Chapter Thirteen

And I learned not to think.

There were so many skills I was taught in Scotland, but that one I had to learn for myself. I’d already made a start those early weeks at the croft, when Aunt Ethel didn’t want me, but that first winter I honed my non-thinking to a fine art.

Remember India, yes. Remember Apa – oh, yes, yes. But don’t think about the future, Eve – the future without Apa, the future with Aunt Ethel who was already so very old, the future when – . No, don’t think.

But the past could be dangerous, too. Apa himself had warned me of that – ‘You can’t forget the bad times, Eve – but learn not to dwell on them, or the memory of them will destroy you…’ So that first winter I learned not to dwelt on them. I learnt not to think. And as so often before, it was Apa who helped me to do that, with his insistence on living for the day, for the hour, for the minute – living in that minute, and no other.

Mistress McNiven and Annie Butterfield helped, too. They gave me something to concentrate on: a task in hand which must be performed, a task which must be thought about. And those thoughts excluded the others. So when I wasn’t at the manse or out with the boys, I diligently cooked pies and puddings, and equally diligently cleaned the croft.

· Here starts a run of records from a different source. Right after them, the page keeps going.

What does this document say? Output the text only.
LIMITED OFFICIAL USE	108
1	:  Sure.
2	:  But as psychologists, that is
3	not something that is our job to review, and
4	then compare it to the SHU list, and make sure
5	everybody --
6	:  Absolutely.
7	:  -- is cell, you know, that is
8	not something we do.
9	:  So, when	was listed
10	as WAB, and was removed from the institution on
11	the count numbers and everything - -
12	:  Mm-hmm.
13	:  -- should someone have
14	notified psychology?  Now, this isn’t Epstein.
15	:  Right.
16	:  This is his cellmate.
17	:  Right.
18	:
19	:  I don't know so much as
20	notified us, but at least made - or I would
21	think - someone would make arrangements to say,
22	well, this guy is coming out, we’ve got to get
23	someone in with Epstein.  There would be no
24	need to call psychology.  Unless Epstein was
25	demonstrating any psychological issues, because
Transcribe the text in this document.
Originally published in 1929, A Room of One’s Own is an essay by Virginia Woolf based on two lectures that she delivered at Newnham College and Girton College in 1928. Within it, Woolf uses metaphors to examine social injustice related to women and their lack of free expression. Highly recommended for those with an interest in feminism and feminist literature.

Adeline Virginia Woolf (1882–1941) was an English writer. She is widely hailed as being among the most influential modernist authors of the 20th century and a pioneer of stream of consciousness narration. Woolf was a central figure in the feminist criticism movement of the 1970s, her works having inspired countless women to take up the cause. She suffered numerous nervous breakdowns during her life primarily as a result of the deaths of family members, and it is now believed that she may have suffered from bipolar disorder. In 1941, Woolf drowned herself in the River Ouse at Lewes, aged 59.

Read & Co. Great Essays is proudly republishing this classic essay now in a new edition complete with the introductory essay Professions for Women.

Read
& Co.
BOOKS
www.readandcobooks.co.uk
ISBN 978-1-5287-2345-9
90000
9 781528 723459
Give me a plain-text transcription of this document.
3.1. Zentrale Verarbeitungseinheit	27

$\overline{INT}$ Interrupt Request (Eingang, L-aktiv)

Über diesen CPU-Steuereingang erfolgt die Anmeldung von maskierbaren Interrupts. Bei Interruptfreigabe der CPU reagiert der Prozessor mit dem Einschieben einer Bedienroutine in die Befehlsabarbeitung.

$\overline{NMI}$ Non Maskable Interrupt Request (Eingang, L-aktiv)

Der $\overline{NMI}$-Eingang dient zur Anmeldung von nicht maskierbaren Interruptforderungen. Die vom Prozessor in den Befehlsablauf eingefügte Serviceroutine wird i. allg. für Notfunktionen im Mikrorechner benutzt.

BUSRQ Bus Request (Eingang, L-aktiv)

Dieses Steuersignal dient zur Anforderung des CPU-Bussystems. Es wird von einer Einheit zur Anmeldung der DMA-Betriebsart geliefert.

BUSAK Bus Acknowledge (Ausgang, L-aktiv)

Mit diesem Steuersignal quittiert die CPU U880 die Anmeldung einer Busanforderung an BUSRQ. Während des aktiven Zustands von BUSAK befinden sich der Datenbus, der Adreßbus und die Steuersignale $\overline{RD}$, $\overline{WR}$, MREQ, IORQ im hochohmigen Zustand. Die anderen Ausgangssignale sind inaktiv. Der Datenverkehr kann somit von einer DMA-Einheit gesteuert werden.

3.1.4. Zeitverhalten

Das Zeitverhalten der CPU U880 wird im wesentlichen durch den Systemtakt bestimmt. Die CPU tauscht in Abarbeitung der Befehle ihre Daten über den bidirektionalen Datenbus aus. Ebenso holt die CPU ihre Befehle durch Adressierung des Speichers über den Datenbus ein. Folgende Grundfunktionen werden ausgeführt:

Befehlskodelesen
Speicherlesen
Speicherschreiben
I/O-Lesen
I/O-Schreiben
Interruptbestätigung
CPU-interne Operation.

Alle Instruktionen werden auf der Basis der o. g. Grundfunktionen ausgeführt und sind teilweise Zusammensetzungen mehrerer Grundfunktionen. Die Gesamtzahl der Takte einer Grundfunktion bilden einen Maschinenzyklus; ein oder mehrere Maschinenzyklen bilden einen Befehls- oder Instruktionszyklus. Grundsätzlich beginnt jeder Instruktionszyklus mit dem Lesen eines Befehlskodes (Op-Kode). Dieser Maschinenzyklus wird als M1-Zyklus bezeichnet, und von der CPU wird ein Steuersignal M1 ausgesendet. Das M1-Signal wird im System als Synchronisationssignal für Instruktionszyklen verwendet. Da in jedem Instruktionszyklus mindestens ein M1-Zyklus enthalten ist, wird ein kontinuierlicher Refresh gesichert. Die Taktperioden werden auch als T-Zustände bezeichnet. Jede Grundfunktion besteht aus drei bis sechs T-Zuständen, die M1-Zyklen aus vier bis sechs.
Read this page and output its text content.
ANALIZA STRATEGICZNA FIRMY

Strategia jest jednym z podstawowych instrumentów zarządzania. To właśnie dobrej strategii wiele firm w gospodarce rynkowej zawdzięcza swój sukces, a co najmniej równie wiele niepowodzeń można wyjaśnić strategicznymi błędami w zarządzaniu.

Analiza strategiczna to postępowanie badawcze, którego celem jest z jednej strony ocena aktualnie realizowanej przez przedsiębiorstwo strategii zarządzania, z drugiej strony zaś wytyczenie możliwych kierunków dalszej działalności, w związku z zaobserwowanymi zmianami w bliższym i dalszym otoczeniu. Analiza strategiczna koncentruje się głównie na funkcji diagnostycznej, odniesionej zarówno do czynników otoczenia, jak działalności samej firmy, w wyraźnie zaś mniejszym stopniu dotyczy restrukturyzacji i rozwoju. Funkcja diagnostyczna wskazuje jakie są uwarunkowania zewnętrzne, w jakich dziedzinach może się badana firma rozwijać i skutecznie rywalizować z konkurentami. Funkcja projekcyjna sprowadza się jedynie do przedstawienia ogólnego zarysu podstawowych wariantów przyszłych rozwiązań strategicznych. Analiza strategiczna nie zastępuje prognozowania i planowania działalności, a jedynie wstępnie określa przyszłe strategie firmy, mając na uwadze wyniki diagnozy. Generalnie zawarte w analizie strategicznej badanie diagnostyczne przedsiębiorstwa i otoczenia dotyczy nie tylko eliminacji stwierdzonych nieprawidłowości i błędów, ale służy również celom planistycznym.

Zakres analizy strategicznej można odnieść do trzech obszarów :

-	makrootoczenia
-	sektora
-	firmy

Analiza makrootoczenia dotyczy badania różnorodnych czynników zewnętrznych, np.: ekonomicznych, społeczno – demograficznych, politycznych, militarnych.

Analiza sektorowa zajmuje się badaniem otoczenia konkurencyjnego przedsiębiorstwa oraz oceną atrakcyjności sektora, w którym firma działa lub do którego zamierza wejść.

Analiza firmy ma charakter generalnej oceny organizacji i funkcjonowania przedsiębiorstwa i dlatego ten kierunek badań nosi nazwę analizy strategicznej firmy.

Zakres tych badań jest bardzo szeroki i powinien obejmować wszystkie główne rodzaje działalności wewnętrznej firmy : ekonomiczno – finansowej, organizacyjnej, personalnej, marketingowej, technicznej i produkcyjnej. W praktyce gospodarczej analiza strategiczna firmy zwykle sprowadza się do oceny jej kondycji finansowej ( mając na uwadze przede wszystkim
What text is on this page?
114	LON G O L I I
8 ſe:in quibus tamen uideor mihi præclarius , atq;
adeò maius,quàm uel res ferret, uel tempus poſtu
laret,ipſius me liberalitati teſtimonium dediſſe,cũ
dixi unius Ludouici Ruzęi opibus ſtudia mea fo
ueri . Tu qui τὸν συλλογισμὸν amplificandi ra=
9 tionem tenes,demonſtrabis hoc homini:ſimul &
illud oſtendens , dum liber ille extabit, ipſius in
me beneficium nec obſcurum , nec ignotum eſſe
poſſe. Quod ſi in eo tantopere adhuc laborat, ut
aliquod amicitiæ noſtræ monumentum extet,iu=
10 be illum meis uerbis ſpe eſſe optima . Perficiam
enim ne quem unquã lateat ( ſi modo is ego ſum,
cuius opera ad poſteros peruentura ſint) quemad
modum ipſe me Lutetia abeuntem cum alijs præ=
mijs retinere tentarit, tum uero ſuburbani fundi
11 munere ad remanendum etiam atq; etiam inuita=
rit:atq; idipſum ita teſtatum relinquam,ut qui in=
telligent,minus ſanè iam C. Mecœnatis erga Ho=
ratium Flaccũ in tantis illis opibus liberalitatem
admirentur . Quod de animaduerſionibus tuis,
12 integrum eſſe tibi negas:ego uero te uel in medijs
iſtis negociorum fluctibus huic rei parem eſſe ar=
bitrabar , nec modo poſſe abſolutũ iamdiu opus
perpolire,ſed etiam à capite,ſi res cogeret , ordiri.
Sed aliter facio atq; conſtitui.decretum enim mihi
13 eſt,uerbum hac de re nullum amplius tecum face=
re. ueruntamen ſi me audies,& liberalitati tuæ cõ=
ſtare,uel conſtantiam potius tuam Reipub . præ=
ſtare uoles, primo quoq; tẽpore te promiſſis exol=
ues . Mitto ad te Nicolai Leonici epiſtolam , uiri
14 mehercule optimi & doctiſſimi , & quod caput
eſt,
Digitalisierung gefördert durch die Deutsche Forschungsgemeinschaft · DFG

But when it was spick and span, and Aunt Ethel had returned to her room and shut herself in with her books, and a long, dark winter evening lay ahead – what then?

Well, I did have Watt.

Sir George Watt’s ‘Dictionary of the Economic Products of India’, Calcutta, 1889-96. We’d had a copy in Almora – all six volumes – except there were really nine because Vol. VI was in four parts. I’d always enjoyed dipping into Watt – but now I clung to it as though it were a life belt. And so it was.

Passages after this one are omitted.